While the losses are real and profound, Sheets says, “even during the pandemic we can still move forward.” She said that in Hephzibah’s three top programs that changes and growth have taken place since COVID hit in late winter. 

The Intact Family Services program has doubled its case load since the state expanded the project on July 1. Hephzibah social workers are now working 94 cases across metro Chicago with families where there is worry about abuse and neglect. The virus has changed the program but agency staff is still face-to-face with each family at least monthly with virtual visits in between.

“The current situation only adds stressors for these families,” says Sheets. But Hephzibah staff is able to add support services for these fragile families while protecting the children. “Some of these visits may take place on the front porch” due to the pandemic, she says, but the personal contact can never be fully replicated on Zoom.

Hephzibah, which for decades has partnered with the District 97 elementary schools to provide before and after school care for the kids of working parents, has pivoted this year to add daily in-person support for students during e-learning. The program is live in three D97 schools where there are a combined 215 students being supported in virtual classes as their parents – all essential workers – head to their jobs.

Hephzibah had to double its staff to pull this off and added midday hours since the program also continues to offer before and after school care.

Meanwhile there is the group home on North Boulevard near downtown Oak Park. This is home for 26 children – ages 3-11 – who are assigned to Hephzibah by the state having been deemed to have suffered the “most severe trauma” within their families of any abused children in Illinois. 

Building stability and connection is essential to the program and the pandemic has closed several of those routes even as the staff has been expanded and technology brought to bear to foster those virtues. 

“We haven’t had those interactions since March,” says Sheets.

Gone for now is the one-on-one mentoring volunteers provided weekly through the Heart Mates program. Also missing are small but valued efforts such as employees of the Park District of Oak Park who arrive to custom decorate the bedroom doors of each new arrival.

In normal times, the children in the residence also attend school at either a D97 facility or a therapeutic day school. Now with all schooling virtual they have lost connections to school friends.

Mandated in person visitations with siblings and parents have also disappeared though Sheets reports that Zoom visits with family members have been more regularly attended than the sometimes logistically challenging in-person visits.
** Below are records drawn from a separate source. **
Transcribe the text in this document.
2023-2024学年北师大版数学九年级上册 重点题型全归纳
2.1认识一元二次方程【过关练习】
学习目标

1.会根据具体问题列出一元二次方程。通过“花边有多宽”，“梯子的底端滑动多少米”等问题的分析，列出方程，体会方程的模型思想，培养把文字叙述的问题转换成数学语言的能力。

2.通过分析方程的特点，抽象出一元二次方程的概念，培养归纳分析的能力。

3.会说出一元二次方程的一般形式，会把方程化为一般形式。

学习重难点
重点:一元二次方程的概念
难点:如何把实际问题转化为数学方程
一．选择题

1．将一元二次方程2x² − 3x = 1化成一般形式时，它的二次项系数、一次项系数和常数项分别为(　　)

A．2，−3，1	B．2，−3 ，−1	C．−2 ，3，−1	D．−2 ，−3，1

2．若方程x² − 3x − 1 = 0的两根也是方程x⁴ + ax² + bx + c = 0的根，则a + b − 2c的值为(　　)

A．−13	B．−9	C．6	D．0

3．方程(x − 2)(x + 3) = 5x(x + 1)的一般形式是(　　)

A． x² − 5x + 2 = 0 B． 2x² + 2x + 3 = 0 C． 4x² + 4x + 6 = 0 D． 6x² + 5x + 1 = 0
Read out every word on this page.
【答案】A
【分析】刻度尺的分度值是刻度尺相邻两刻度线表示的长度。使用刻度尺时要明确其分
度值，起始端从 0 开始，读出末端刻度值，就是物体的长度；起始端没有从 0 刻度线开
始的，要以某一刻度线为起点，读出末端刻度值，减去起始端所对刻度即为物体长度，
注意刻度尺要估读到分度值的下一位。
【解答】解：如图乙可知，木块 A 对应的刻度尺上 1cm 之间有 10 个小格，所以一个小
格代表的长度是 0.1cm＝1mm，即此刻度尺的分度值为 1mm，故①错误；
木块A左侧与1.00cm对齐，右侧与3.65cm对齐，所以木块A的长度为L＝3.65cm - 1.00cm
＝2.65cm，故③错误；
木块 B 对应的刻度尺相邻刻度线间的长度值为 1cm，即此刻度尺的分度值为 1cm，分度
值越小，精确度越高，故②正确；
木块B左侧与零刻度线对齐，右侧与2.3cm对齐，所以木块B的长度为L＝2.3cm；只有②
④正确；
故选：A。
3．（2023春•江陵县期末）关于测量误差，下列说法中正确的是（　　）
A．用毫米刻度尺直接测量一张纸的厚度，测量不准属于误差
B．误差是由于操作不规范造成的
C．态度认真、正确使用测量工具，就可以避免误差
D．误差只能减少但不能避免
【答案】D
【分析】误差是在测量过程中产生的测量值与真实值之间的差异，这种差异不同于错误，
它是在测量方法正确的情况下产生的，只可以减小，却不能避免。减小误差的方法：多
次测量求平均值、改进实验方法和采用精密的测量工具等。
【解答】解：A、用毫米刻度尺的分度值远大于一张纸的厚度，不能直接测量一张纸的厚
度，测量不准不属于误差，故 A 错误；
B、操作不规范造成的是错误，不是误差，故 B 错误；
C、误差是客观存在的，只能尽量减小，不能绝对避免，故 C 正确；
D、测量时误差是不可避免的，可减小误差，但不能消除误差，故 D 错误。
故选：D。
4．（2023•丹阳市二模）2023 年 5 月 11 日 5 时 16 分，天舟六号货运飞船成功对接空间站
Sheets also said the kids in the residence have each other, a giant extended family. And that, she said, might be better than an only child in a family home who faces greater isolation. To get the children beyond the four walls of the group home, Sheets says staff will sometimes gather a handful, load them into the van and just go for a drive, maybe stopping by a Forest Preserve to run around.

Like many of the social agency leaders interviewed for this project, Sheets pointed to the resilience of the children in Hephzibah’s care. “It was a shock to all of us at the beginning. Ten months in we have a strong plan on COVID.”

Speaking of the children in the residence, Sheets says, “I hope for a minimal impact. They’ve had challenges beyond belief. But they’re fortunate to be here with all this support. They live in a social situation. I hope they make it up along the way. These kids are resilient.”

Sheets also lauded her staff. “They’ve had to work in a real scary time. I can’t speak enough about our staff. They are heroes.”

And Hephzibah’s legendary volunteers are still at it, making Christmas for the kids. “Our Wish List has gone online for children in the foster program and the group home. We will be bringing in everything that is on those lists.”